I’d like to close with two take-away thoughts. First, the Church is missing out by not giving women a greater leadership role. Our current chair for the Chicago chapter is a woman, and Becca is on our board, and but for the leadership of these two women this event simply would not have happened. The reason is that it costs World Relief $200 a person to process these applications. They used to have a grant from the state to cover the cost, but in the current budget mess that grant has evaporated. Therefore, if we wanted to help 50 people apply for citizenship (the minimum to put on a clinic), we were going to have to come up with donations of at least $10,000. I’ll be honest with you, I was highly skeptical that we would be able to raise that much money from our members. But our chair and Becca pushed; they came up with a way to get preliminary commitments so we could evaluate financial support for the event. And then they and other board members started asking others outside the Society if they would support the event. And lo and behold, they not only made the $10,000 minimum, they were able to arrange for sufficient contributions to process applications for 100 people, or double the 50-person minimum. (They wisely were able to leverage effectively the Church’s call to help refugees. Lots of area Mormons wanted to help but had no idea what they could do; this was something concrete they could contribute to.) I was thrilled by their success, and sheepishly sent them an email that included the line “O me of little faith.” If I still happened to be the chair, this event simply would not have happened. That was some fierce, jiu-jitsu, kickass leadership, the kind that has a vision and can get things done. More of that, please.
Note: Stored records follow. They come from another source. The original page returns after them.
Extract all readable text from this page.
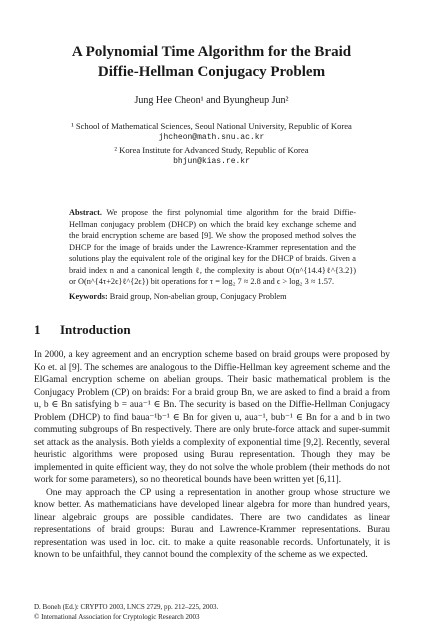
A Polynomial Time Algorithm for the Braid
Diffie-Hellman Conjugacy Problem
Jung Hee Cheon¹ and Byungheup Jun²
¹ School of Mathematical Sciences, Seoul National University, Republic of Korea
jhcheon@math.snu.ac.kr
² Korea Institute for Advanced Study, Republic of Korea
bhjun@kias.re.kr
Abstract. We propose the first polynomial time algorithm for the braid Diffie-Hellman conjugacy problem (DHCP) on which the braid key exchange scheme and the braid encryption scheme are based [9]. We show the proposed method solves the DHCP for the image of braids under the Lawrence-Krammer representation and the solutions play the equivalent role of the original key for the DHCP of braids. Given a braid index n and a canonical length ℓ, the complexity is about O(n^{14.4}ℓ^{3.2}) or O(n^{4τ+2ϵ}ℓ^{2ϵ}) bit operations for τ = log₂ 7 ≈ 2.8 and ϵ > log₂ 3 ≈ 1.57.
Keywords: Braid group, Non-abelian group, Conjugacy Problem
1 Introduction

In 2000, a key agreement and an encryption scheme based on braid groups were proposed by Ko et. al [9]. The schemes are analogous to the Diffie-Hellman key agreement scheme and the ElGamal encryption scheme on abelian groups. Their basic mathematical problem is the Conjugacy Problem (CP) on braids: For a braid group Bn, we are asked to find a braid a from u, b ∈ Bn satisfying b = aua⁻¹ ∈ Bn. The security is based on the Diffie-Hellman Conjugacy Problem (DHCP) to find baua⁻¹b⁻¹ ∈ Bn for given u, aua⁻¹, bub⁻¹ ∈ Bn for a and b in two commuting subgroups of Bn respectively. There are only brute-force attack and super-summit set attack as the analysis. Both yields a complexity of exponential time [9,2]. Recently, several heuristic algorithms were proposed using Burau representation. Though they may be implemented in quite efficient way, they do not solve the whole problem (their methods do not work for some parameters), so no theoretical bounds have been written yet [6,11].

One may approach the CP using a representation in another group whose structure we know better. As mathematicians have developed linear algebra for more than hundred years, linear algebraic groups are possible candidates. There are two candidates as linear representations of braid groups: Burau and Lawrence-Krammer representations. Burau representation was used in loc. cit. to make a quite reasonable records. Unfortunately, it is known to be unfaithful, they cannot bound the complexity of the scheme as we expected.

D. Boneh (Ed.): CRYPTO 2003, LNCS 2729, pp. 212–225, 2003.
© International Association for Cryptologic Research 2003
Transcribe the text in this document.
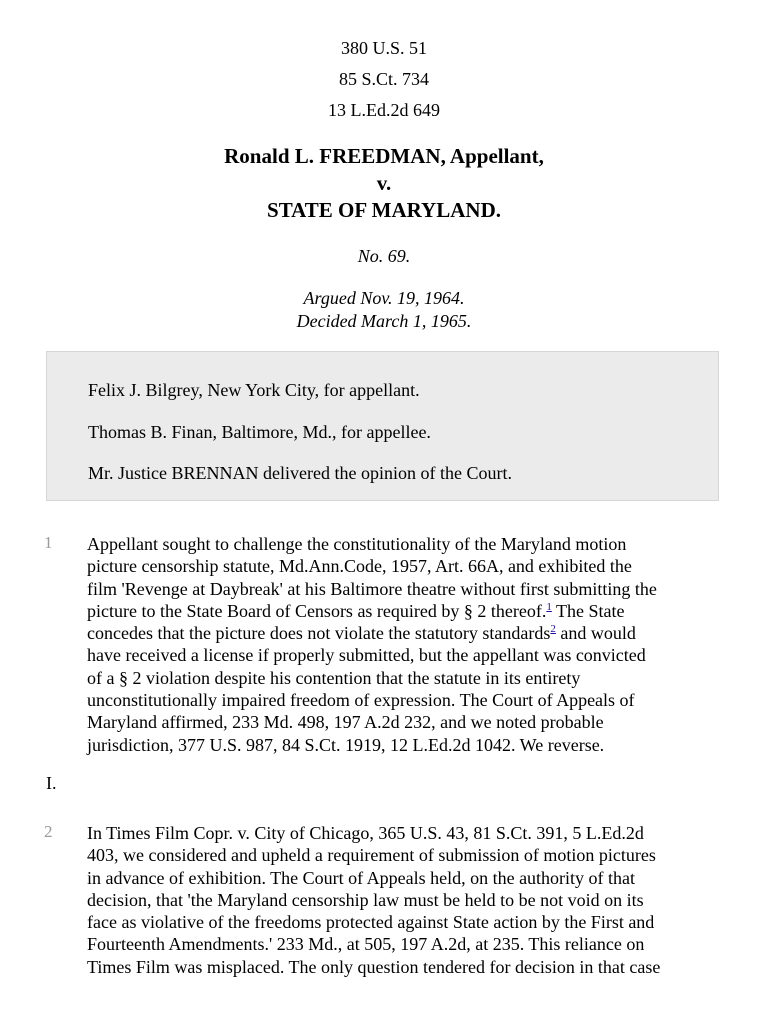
380 U.S. 51
85 S.Ct. 734
13 L.Ed.2d 649
Ronald L. FREEDMAN, Appellant,
v.
STATE OF MARYLAND.
No. 69.
Argued Nov. 19, 1964.
Decided March 1, 1965.
Felix J. Bilgrey, New York City, for appellant.
Thomas B. Finan, Baltimore, Md., for appellee.
Mr. Justice BRENNAN delivered the opinion of the Court.
1 Appellant sought to challenge the constitutionality of the Maryland motion
picture censorship statute, Md.Ann.Code, 1957, Art. 66A, and exhibited the
film 'Revenge at Daybreak' at his Baltimore theatre without first submitting the
picture to the State Board of Censors as required by § 2 thereof.$^1$ The State
concedes that the picture does not violate the statutory standards$^2$ and would
have received a license if properly submitted, but the appellant was convicted
of a § 2 violation despite his contention that the statute in its entirety
unconstitutionally impaired freedom of expression. The Court of Appeals of
Maryland affirmed, 233 Md. 498, 197 A.2d 232, and we noted probable
jurisdiction, 377 U.S. 987, 84 S.Ct. 1919, 12 L.Ed.2d 1042. We reverse.
I.
2 In Times Film Copr. v. City of Chicago, 365 U.S. 43, 81 S.Ct. 391, 5 L.Ed.2d
403, we considered and upheld a requirement of submission of motion pictures
in advance of exhibition. The Court of Appeals held, on the authority of that
decision, that 'the Maryland censorship law must be held to be not void on its
face as violative of the freedoms protected against State action by the First and
Fourteenth Amendments.' 233 Md., at 505, 197 A.2d, at 235. This reliance on
Times Film was misplaced. The only question tendered for decision in that case
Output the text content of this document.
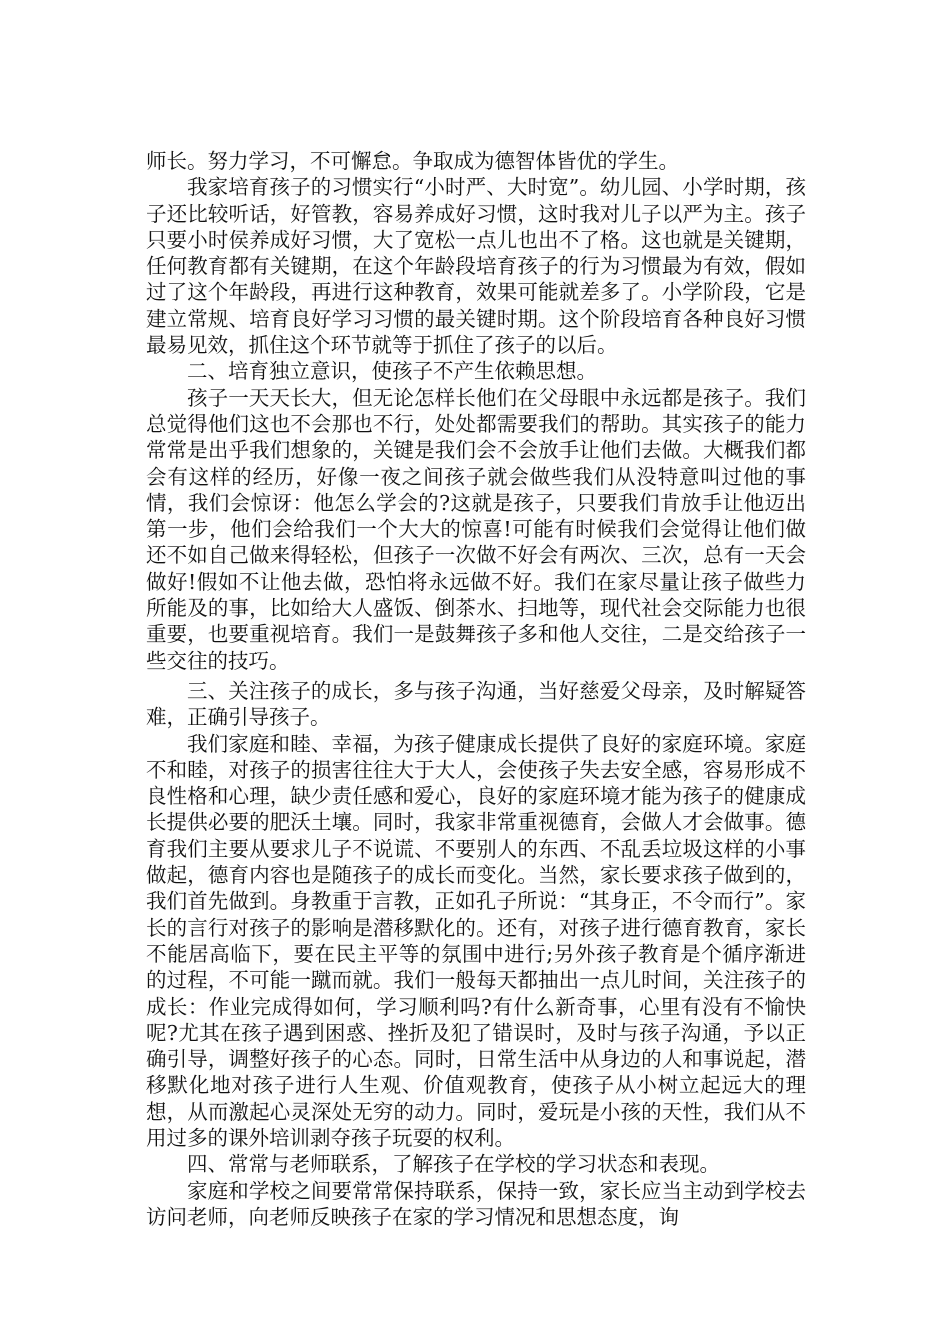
师长。努力学习，不可懈怠。争取成为德智体皆优的学生。

我家培育孩子的习惯实行“小时严、大时宽”。幼儿园、小学时期，孩子还比较听话，好管教，容易养成好习惯，这时我对儿子以严为主。孩子只要小时侯养成好习惯，大了宽松一点儿也出不了格。这也就是关键期，任何教育都有关键期，在这个年龄段培育孩子的行为习惯最为有效，假如过了这个年龄段，再进行这种教育，效果可能就差多了。小学阶段，它是建立常规、培育良好学习习惯的最关键时期。这个阶段培育各种良好习惯最易见效，抓住这个环节就等于抓住了孩子的以后。

二、培育独立意识，使孩子不产生依赖思想。

孩子一天天长大，但无论怎样长他们在父母眼中永远都是孩子。我们总觉得他们这也不会那也不行，处处都需要我们的帮助。其实孩子的能力常常是出乎我们想象的，关键是我们会不会放手让他们去做。大概我们都会有这样的经历，好像一夜之间孩子就会做些我们从没特意叫过他的事情，我们会惊讶：他怎么学会的?这就是孩子，只要我们肯放手让他迈出第一步，他们会给我们一个大大的惊喜!可能有时候我们会觉得让他们做还不如自己做来得轻松，但孩子一次做不好会有两次、三次，总有一天会做好!假如不让他去做，恐怕将永远做不好。我们在家尽量让孩子做些力所能及的事，比如给大人盛饭、倒茶水、扫地等，现代社会交际能力也很重要，也要重视培育。我们一是鼓舞孩子多和他人交往，二是交给孩子一些交往的技巧。

三、关注孩子的成长，多与孩子沟通，当好慈爱父母亲，及时解疑答难，正确引导孩子。

我们家庭和睦、幸福，为孩子健康成长提供了良好的家庭环境。家庭不和睦，对孩子的损害往往大于大人，会使孩子失去安全感，容易形成不良性格和心理，缺少责任感和爱心，良好的家庭环境才能为孩子的健康成长提供必要的肥沃土壤。同时，我家非常重视德育，会做人才会做事。德育我们主要从要求儿子不说谎、不要别人的东西、不乱丢垃圾这样的小事做起，德育内容也是随孩子的成长而变化。当然，家长要求孩子做到的，我们首先做到。身教重于言教，正如孔子所说：“其身正，不令而行”。家长的言行对孩子的影响是潜移默化的。还有，对孩子进行德育教育，家长不能居高临下，要在民主平等的氛围中进行;另外孩子教育是个循序渐进的过程，不可能一蹴而就。我们一般每天都抽出一点儿时间，关注孩子的成长：作业完成得如何，学习顺利吗?有什么新奇事，心里有没有不愉快呢?尤其在孩子遇到困惑、挫折及犯了错误时，及时与孩子沟通，予以正确引导，调整好孩子的心态。同时，日常生活中从身边的人和事说起，潜移默化地对孩子进行人生观、价值观教育，使孩子从小树立起远大的理想，从而激起心灵深处无穷的动力。同时，爱玩是小孩的天性，我们从不用过多的课外培训剥夺孩子玩耍的权利。

四、常常与老师联系，了解孩子在学校的学习状态和表现。

家庭和学校之间要常常保持联系，保持一致，家长应当主动到学校去访问老师，向老师反映孩子在家的学习情况和思想态度，询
Second, I have to admit it has been nice recently to have a sense of pride about my Church. It’s tiring to constantly have the Church playing catch-up from the rear of the pack on issues I care about such as LGBT rights. But this last little while has been a season where the Church has really shined. From the prominence of Mormons among the Never-Trumpers, to the Church’s compassionate approach to immigration, to its strong sense of empathy towards Muslims, the Church is on a roll lately. Pride may be one of the seven deadly sins, but every once in a while I like to be able to have at least a little of it for what my Church is doing.